4 Types of Direct Student Loan Consolidation
As a student, do you find it difficult to pay back your student loans? While student loans are very good because you and I might not be able to get a higher education without it. On the other hand, it will be difficult to pay monthly payments on time due to high interest rates and other external factors that can challenge your wallet.
If you are having trouble paying back your student loans, you might want to consider consolidating student loans directly.
So what is meant by direct student loan consolidation?
Basically, it only exchanges or consolidates your existing student loan with a higher interest rate for one loan with a fixed interest rate that is easier to manage. The interest rate is determined by the average of your loan, rounded to the nearest 0.125 percent.
Direct student loan consolidation is very useful if you know you will default on your monthly student loan payment. Direct student loan consolidation can mean a new start because it is considered a new loan.
When you consolidate your student loan under a new loan, your existing loan will appear on your credit card as paid, thereby increasing your credit score.
Before getting a direct student loan consolidation, you need to know the type of payment plan. There are four main types. You might want to investigate more to consider what works best for your needs.
1. Standard Payment Plan
The Standard Repayment Package allows you to make fixed monthly payments for up to 10 years depending on the amount of your debt.
2. Extended Payment Plans
An extended payment plan allows you up to 30 years. Obviously, the longer the period, the less the amount you have to pay each month. Note, however, that you will pay more overall if you spread your payment over a longer period of time because of the interest rate.
3. Pass Repayment Plan
A Pass Payment Plan usually has a payment period of between 12 and 30 years. The main difference between a graduation and renewal payment plan is for graduation, your monthly payment amount will increase every two years.

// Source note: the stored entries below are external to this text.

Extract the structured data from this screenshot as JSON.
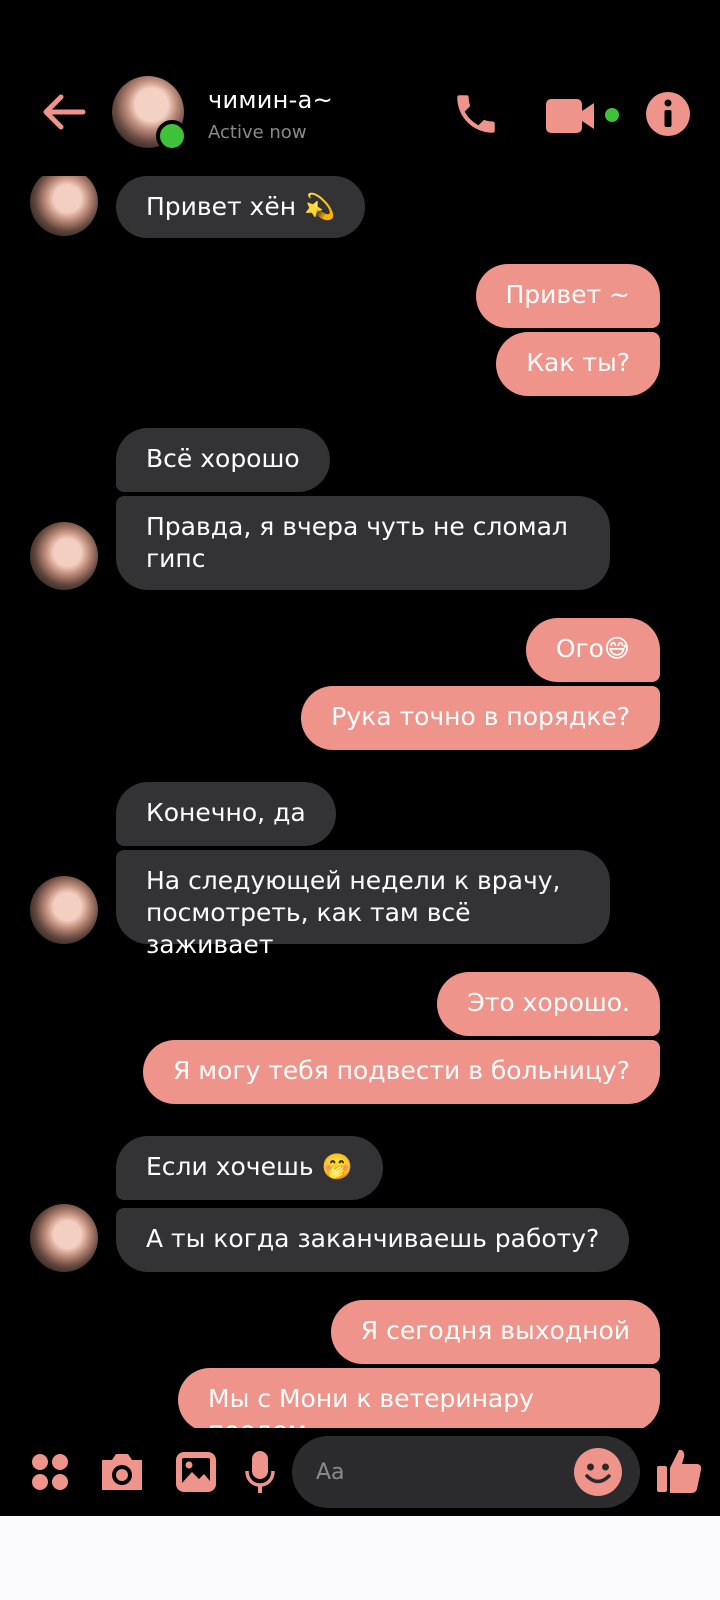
{
  "theme": {
    "accent": "#ee948b",
    "incoming_bubble": "#333336",
    "background": "#000000",
    "online": "#3ec23a"
  },
  "header": {
    "contact_name": "чимин-а~",
    "status": "Active now",
    "icons": [
      "back-arrow-icon",
      "phone-icon",
      "video-camera-icon",
      "info-icon"
    ]
  },
  "messages": [
    {
      "from": "them",
      "text": "Привет хён 💫"
    },
    {
      "from": "me",
      "text": "Привет ~"
    },
    {
      "from": "me",
      "text": "Как ты?"
    },
    {
      "from": "them",
      "text": "Всё хорошо"
    },
    {
      "from": "them",
      "text": "Правда, я вчера чуть не сломал гипс"
    },
    {
      "from": "me",
      "text": "Ого😅"
    },
    {
      "from": "me",
      "text": "Рука точно в порядке?"
    },
    {
      "from": "them",
      "text": "Конечно, да"
    },
    {
      "from": "them",
      "text": "На следующей недели к врачу, посмотреть, как там всё заживает"
    },
    {
      "from": "me",
      "text": "Это хорошо."
    },
    {
      "from": "me",
      "text": "Я могу тебя подвести в больницу?"
    },
    {
      "from": "them",
      "text": "Если хочешь 🤭"
    },
    {
      "from": "them",
      "text": "А ты когда заканчиваешь работу?"
    },
    {
      "from": "me",
      "text": "Я сегодня выходной"
    },
    {
      "from": "me",
      "text": "Мы с Мони к ветеринару поедем"
    }
  ],
  "composer": {
    "placeholder": "Aa",
    "icons": [
      "apps-icon",
      "camera-icon",
      "gallery-icon",
      "microphone-icon",
      "emoji-icon",
      "thumbs-up-icon"
    ]
  }
}
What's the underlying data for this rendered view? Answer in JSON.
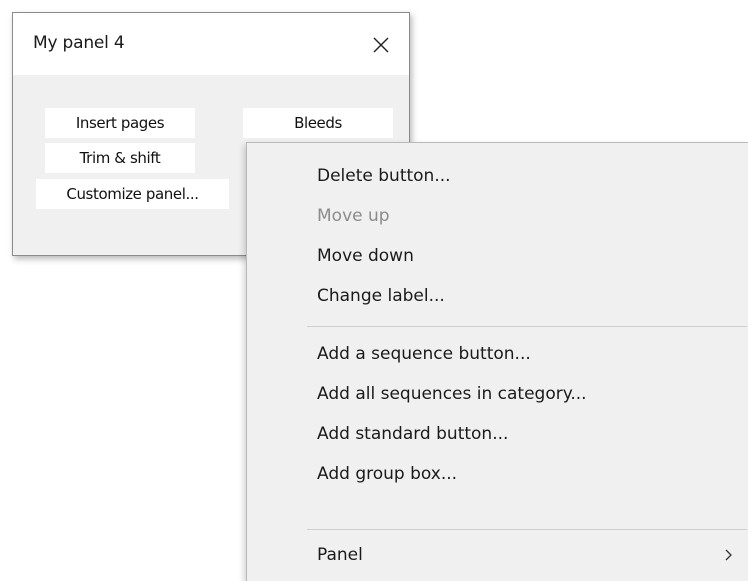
{
  "panel": {
    "title": "My panel 4",
    "close_icon": "close-icon",
    "buttons": [
      "Insert pages",
      "Bleeds",
      "Trim & shift",
      "Customize panel..."
    ]
  },
  "context_menu": {
    "items": [
      {
        "label": "Delete button...",
        "enabled": true
      },
      {
        "label": "Move up",
        "enabled": false
      },
      {
        "label": "Move down",
        "enabled": true
      },
      {
        "label": "Change label...",
        "enabled": true
      },
      {
        "label": "Add a sequence button...",
        "enabled": true
      },
      {
        "label": "Add all sequences in category...",
        "enabled": true
      },
      {
        "label": "Add standard button...",
        "enabled": true
      },
      {
        "label": "Add group box...",
        "enabled": true
      },
      {
        "label": "Panel",
        "enabled": true,
        "has_submenu": true
      }
    ],
    "submenu_icon": "chevron-right-icon"
  },
  "colors": {
    "menu_background": "#f0f0f0",
    "disabled_text": "#8c8c8c",
    "panel_background": "#f0f0f0"
  }
}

4. Contingent Income Payment Plan
If you have a job, then this plan is probably what you are looking for. The contingent income payment plan sets monthly payments based on your gross annual income. Other factors include the size of your family and the amount of debt. The payment term is usually 25 years.
As a warning, if you almost pay off your student loans, then direct student loan consolidation may not be right for you because you will pay more because of long-term interest rates.
However, if you have difficulty repaying your student loans and there are still many years left to be paid off, then a straightforward student loan consolidation might be the answer. You not only pay less interest in the long run but can also improve your credit rating.